How to Customize Boundaries in a Histogram
One challenge facing data analysts is creating data visualizations that convey the most information in the simplest manner possible. Histograms are used to visualize frequencies within continuous data to show how the data is distributed. The graph includes equally sized bins to categorize the data for the plot.
In STATISTICA, by default a histogram will create bins using the integer method that automatically determines a neat scheme of grouping the data. Then a normal distribution (or other selected distribution) is overlaid for comparison. At times, the data can be better represented in an alternative way. In this article, we will look at how to customize histogram bins using the boundary method, which is the most flexible option for creating bins for a histogram.
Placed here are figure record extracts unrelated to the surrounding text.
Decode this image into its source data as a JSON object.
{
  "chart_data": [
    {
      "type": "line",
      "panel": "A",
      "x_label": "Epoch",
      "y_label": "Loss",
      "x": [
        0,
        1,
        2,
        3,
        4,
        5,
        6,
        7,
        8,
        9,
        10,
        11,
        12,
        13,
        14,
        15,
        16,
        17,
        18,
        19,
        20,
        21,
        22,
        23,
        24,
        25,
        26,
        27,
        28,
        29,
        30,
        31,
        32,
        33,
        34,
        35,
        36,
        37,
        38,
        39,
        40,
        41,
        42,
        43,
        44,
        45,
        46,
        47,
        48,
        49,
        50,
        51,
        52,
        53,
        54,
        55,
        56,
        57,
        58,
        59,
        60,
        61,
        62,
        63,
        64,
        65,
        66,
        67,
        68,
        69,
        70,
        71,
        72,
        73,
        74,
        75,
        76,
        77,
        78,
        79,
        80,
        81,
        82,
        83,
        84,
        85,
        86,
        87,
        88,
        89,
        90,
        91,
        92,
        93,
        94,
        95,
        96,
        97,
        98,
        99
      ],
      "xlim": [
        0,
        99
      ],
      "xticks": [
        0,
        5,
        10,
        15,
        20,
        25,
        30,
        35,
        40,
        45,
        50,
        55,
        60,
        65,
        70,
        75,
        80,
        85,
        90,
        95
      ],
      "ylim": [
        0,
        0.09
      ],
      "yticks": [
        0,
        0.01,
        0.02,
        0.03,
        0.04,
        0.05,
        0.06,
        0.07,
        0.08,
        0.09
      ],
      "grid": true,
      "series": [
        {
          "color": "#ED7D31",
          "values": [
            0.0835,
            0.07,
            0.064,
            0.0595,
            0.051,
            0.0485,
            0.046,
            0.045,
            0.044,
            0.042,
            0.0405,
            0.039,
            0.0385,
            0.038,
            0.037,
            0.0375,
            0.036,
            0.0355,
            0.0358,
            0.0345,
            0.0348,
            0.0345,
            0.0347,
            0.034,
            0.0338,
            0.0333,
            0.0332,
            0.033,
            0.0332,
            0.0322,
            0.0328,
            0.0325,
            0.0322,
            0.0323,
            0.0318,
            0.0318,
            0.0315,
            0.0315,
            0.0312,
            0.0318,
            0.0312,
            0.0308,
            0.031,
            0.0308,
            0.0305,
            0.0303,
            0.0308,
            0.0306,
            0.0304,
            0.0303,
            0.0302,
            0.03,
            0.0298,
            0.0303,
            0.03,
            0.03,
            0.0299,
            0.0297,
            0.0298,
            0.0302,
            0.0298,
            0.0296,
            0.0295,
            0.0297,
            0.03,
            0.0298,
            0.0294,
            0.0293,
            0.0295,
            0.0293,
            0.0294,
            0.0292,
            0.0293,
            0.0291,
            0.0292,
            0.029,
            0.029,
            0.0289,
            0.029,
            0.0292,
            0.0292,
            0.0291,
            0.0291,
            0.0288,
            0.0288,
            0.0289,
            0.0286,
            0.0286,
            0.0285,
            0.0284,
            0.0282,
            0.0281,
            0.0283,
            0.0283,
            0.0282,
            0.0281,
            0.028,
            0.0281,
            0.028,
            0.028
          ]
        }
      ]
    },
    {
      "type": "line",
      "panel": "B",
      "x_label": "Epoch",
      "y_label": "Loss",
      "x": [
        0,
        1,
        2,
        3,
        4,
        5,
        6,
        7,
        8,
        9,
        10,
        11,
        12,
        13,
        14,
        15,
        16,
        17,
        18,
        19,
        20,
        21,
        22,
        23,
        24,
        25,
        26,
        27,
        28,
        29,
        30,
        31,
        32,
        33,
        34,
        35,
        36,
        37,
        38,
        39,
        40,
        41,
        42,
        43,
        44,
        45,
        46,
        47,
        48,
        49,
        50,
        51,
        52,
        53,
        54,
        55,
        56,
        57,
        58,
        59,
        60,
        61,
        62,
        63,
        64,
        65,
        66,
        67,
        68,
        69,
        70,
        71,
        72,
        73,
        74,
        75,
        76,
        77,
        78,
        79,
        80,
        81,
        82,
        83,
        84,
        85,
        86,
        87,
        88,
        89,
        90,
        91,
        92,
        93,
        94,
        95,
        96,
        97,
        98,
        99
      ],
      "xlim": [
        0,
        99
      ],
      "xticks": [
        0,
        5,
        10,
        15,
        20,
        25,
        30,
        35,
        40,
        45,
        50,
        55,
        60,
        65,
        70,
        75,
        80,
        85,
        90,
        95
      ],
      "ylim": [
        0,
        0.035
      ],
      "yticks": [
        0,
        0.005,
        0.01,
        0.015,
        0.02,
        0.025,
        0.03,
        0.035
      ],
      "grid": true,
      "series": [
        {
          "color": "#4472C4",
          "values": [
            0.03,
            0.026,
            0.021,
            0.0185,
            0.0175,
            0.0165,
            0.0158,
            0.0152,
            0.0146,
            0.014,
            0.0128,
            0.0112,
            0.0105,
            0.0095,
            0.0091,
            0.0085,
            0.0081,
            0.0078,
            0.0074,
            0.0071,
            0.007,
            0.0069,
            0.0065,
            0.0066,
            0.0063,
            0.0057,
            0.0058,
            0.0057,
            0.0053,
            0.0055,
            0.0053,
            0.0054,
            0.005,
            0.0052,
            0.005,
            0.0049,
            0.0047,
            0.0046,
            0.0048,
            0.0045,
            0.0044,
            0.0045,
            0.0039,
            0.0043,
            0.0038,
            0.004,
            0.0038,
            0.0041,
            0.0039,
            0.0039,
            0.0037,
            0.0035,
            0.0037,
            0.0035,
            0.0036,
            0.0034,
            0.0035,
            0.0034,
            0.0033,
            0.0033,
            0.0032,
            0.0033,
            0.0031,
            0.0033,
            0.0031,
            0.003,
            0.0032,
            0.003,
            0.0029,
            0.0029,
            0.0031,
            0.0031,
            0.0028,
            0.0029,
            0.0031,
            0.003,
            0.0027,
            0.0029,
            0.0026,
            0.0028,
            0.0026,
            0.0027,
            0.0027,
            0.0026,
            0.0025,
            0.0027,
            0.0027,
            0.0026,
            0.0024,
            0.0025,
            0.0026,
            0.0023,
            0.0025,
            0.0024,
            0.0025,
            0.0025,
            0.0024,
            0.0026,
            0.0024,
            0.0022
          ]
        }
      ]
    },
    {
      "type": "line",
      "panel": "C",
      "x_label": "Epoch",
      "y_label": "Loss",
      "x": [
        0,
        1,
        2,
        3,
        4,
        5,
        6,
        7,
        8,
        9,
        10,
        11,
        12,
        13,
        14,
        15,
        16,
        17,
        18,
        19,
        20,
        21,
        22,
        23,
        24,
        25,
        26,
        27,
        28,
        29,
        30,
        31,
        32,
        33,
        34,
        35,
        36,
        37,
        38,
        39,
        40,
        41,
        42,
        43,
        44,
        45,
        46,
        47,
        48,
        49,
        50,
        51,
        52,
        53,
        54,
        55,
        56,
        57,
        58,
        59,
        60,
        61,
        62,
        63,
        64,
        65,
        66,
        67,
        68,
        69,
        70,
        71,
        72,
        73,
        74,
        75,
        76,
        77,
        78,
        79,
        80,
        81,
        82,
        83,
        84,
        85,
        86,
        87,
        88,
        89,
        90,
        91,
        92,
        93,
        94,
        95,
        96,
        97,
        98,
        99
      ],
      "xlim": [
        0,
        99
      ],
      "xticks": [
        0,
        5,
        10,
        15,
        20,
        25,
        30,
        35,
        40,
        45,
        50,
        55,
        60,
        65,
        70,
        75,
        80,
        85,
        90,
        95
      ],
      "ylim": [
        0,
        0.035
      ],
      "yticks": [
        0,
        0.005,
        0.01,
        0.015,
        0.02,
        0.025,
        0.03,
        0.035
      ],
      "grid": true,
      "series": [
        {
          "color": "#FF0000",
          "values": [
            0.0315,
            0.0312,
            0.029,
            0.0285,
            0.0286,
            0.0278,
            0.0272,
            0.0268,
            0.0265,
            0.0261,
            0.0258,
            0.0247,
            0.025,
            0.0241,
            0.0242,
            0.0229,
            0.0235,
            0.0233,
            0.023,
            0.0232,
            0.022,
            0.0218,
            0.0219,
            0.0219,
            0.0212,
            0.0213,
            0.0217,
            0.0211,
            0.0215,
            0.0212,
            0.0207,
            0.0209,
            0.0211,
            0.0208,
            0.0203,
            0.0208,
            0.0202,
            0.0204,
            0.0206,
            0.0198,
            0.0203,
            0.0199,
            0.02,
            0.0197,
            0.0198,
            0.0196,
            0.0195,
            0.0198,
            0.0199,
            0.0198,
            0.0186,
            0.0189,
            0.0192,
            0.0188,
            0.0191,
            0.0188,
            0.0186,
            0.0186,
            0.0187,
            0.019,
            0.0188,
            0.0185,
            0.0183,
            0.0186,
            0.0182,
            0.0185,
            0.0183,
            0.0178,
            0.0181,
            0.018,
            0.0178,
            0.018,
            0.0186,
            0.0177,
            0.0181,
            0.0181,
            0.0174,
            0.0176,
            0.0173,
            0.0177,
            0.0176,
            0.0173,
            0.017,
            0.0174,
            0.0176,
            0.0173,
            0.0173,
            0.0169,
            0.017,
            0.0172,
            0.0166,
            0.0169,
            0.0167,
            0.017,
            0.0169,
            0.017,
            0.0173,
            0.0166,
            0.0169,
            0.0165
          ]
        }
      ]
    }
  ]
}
With this method, there is no need for equally spaced groupings, giving you more control over the display.
STATISTICA is designed so that the most common options for creating a 2D histogram are available on the Quick tab.
As an example, use the data set included in STATISTICA titled creditscoring.sta (which contains fictitious data about credit applicants), and create a histogram for the variable Amount of Credit:
Select the Graphs tab and in the Common group, click Histogram. The 2D Histogram Startup Panel is displayed, and the Quick tab is shown by default.
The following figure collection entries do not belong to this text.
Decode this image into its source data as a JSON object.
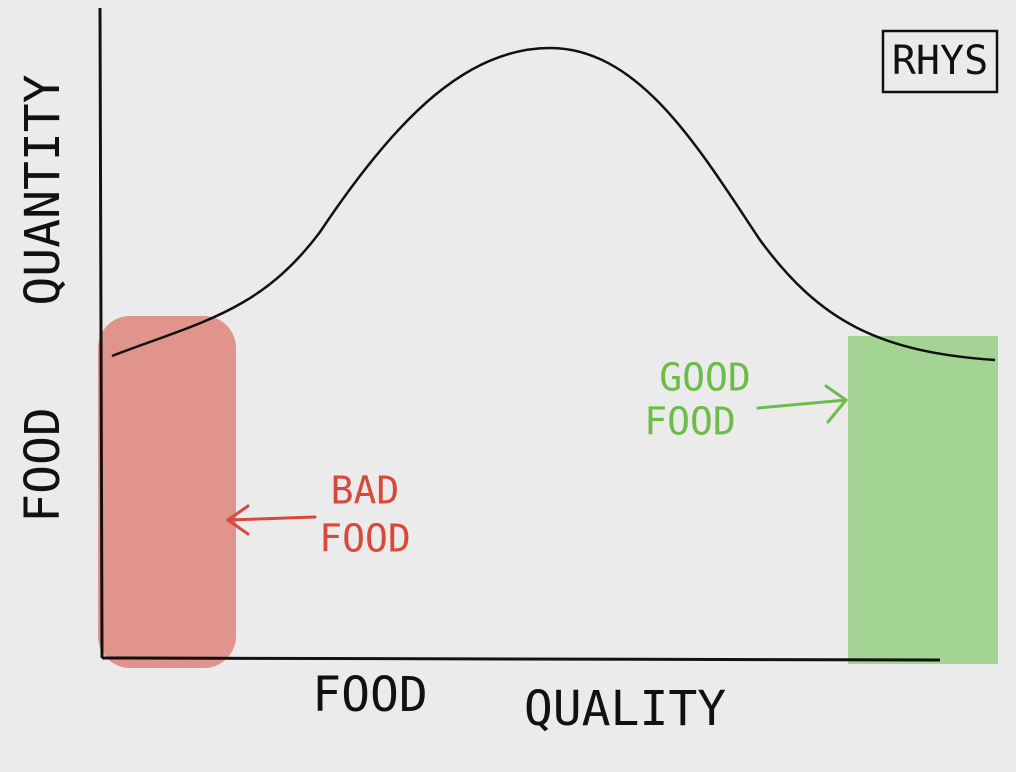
{
  "signature": "RHYS",
  "y_axis": {
    "lines": [
      "FOOD",
      "QUANTITY"
    ]
  },
  "x_axis": {
    "lines": [
      "FOOD",
      "QUALITY"
    ]
  },
  "annotations": [
    {
      "lines": [
        "BAD",
        "FOOD"
      ]
    },
    {
      "lines": [
        "GOOD",
        "FOOD"
      ]
    }
  ]
}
Click the Variables button, and in the variable selection dialog box, select Amount of Credit and then click OK.
In the Startup Panel on the Quick tab, leave the default setting of the Integer mode option button selected with the Auto check box also selected. We are not interested in checking the normality of the data plotted, so clear the Fit type: Normal check box. Click OK, and the graph is generated.
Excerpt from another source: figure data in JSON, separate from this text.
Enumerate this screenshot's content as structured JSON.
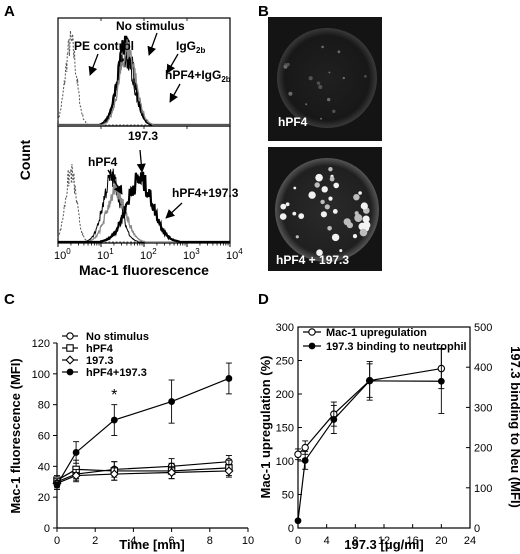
{
  "panels": {
    "A": "A",
    "B": "B",
    "C": "C",
    "D": "D"
  },
  "chart_data": [
    {
      "panel": "A (top)",
      "type": "line",
      "xscale": "log",
      "xlim": [
        1,
        10000
      ],
      "xlabel": "Mac-1 fluorescence",
      "ylabel": "Count",
      "xticks": [
        "10",
        "10",
        "10",
        "10",
        "10"
      ],
      "xtick_exponents": [
        "0",
        "1",
        "2",
        "3",
        "4"
      ],
      "annotations": {
        "pe_control": "PE control",
        "no_stimulus": "No stimulus",
        "igg2b": "IgG",
        "igg2b_sub": "2b",
        "hpf4_igg": "hPF4+IgG",
        "hpf4_igg_sub": "2b"
      },
      "series": [
        {
          "style": "dotted",
          "peak_log10": 0.3,
          "width": 0.13,
          "height": 0.85
        },
        {
          "style": "thick",
          "peak_log10": 1.58,
          "width": 0.19,
          "height": 0.82
        },
        {
          "style": "thin",
          "peak_log10": 1.56,
          "width": 0.2,
          "height": 0.72
        },
        {
          "style": "grey",
          "peak_log10": 1.62,
          "width": 0.19,
          "height": 0.78
        }
      ]
    },
    {
      "panel": "A (bottom)",
      "type": "line",
      "xscale": "log",
      "xlim": [
        1,
        10000
      ],
      "title": "197.3",
      "annotations": {
        "hpf4": "hPF4",
        "hpf4_1973": "hPF4+197.3"
      },
      "series": [
        {
          "style": "dotted",
          "peak_log10": 0.3,
          "width": 0.13,
          "height": 0.75
        },
        {
          "style": "thin",
          "peak_log10": 1.25,
          "width": 0.2,
          "height": 0.7
        },
        {
          "style": "grey",
          "peak_log10": 1.35,
          "width": 0.22,
          "height": 0.55
        },
        {
          "style": "thick",
          "peak_log10": 1.9,
          "width": 0.3,
          "height": 0.68
        }
      ]
    },
    {
      "panel": "C",
      "type": "line",
      "xlabel": "Time [min]",
      "ylabel": "Mac-1 fluorescence (MFI)",
      "xlim": [
        0,
        10
      ],
      "ylim": [
        0,
        120
      ],
      "xticks": [
        "0",
        "2",
        "4",
        "6",
        "8",
        "10"
      ],
      "yticks": [
        "0",
        "20",
        "40",
        "60",
        "80",
        "100",
        "120"
      ],
      "x": [
        0,
        1,
        3,
        6,
        9
      ],
      "significance": "*",
      "series": [
        {
          "name": "No stimulus",
          "marker": "circle-open",
          "values": [
            30,
            35,
            38,
            40,
            43
          ],
          "err": [
            3,
            4,
            5,
            5,
            4
          ]
        },
        {
          "name": "hPF4",
          "marker": "square-open",
          "values": [
            31,
            38,
            37,
            37,
            39
          ],
          "err": [
            3,
            6,
            6,
            5,
            5
          ]
        },
        {
          "name": "197.3",
          "marker": "diamond-open",
          "values": [
            29,
            34,
            35,
            36,
            37
          ],
          "err": [
            3,
            4,
            4,
            4,
            4
          ]
        },
        {
          "name": "hPF4+197.3",
          "marker": "circle-filled",
          "values": [
            28,
            49,
            70,
            82,
            97
          ],
          "err": [
            3,
            7,
            10,
            14,
            10
          ]
        }
      ]
    },
    {
      "panel": "D",
      "type": "line",
      "xlabel_prefix": "197.3 [",
      "xlabel_mu": "μ",
      "xlabel_suffix": "g/ml]",
      "ylabel_left": "Mac-1 upregulation (%)",
      "ylabel_right": "197.3 binding to Neu (MFI)",
      "xlim": [
        0,
        24
      ],
      "ylim_left": [
        0,
        300
      ],
      "ylim_right": [
        0,
        500
      ],
      "xticks": [
        "0",
        "4",
        "8",
        "12",
        "16",
        "20",
        "24"
      ],
      "yticks_left": [
        "0",
        "50",
        "100",
        "150",
        "200",
        "250",
        "300"
      ],
      "yticks_right": [
        "0",
        "100",
        "200",
        "300",
        "400",
        "500"
      ],
      "x": [
        0,
        1,
        5,
        10,
        20
      ],
      "series": [
        {
          "name": "Mac-1 upregulation",
          "axis": "left",
          "marker": "circle-open",
          "values": [
            110,
            120,
            170,
            220,
            238
          ],
          "err": [
            8,
            10,
            18,
            25,
            30
          ]
        },
        {
          "name": "197.3 binding to neutrophil",
          "axis": "right",
          "marker": "circle-filled",
          "values": [
            18,
            168,
            270,
            366,
            365
          ],
          "err": [
            3,
            22,
            35,
            48,
            80
          ]
        }
      ]
    }
  ],
  "micrographs": [
    {
      "label": "hPF4",
      "dots": 16,
      "brightness": "dim"
    },
    {
      "label": "hPF4 + 197.3",
      "dots": 38,
      "brightness": "bright"
    }
  ]
}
Most of the cases are in the range of $0 to $5,000 for Amount of Credit.
Now, suppose we want to highlight what is occurring in the category $0 to $5,000. To further segment this group and better understand the distribution in this range, one option is to customize the boundaries of the histogram to settings you have determined to be most informative to stakeholders. The option for custom boundaries for histogram binning is located on the Advanced tab of the 2D Histogram Startup Panel.
The Advanced tab contains all the options included on the Quick tab, and also includes options that enable you to further customize your histogram. For this example, let’s customize the boundaries so that $1,000, $2,000, $3,000, $4,000, $5,000, $10,000, and above represent the boundaries for the histogram.
To get to the Advanced tab, you will need to first resume the analysis by either pressing CTRL+R on your keyboard or clicking the 2D Histogram analysis button on the analysis bar located at the lower-left side of your screen. Click on the Advanced tab, and select the Boundaries option button. The button that previously said Change Variable changes to Specify Boundaries. Click that button to display the Specify Boundaries dialog box, and enter the boundaries we have identified as shown below.
The default option for specifying boundaries is Enter Upper Boundaries, and these boundaries are upper limits for each bin. Click OK in the Specify Boundaries dialog box.
With the boundary option selected, distribution fitting is not appropriate, so ensure that the Fit Type is set to Off. Click OK in the 2D Histograms Startup Panel. The histogram with custom boundaries is shown below.
From this histogram, you can clearly see how customers are distributed, especially in the area of interest where Amount of Credit is below $5,000. The x axis is no longer on a continuous scale, as you can see, so take caution in reading and explaining this graph.
This is one of the many ways that a graph can be modified in STATISTICA to meet individual needs on a case-by-case basis. The ways to further modify these graphs are limited only by your own imagination. Take some time to investigate and explore the many ways you can customize graphs to give better visual meaning to your data.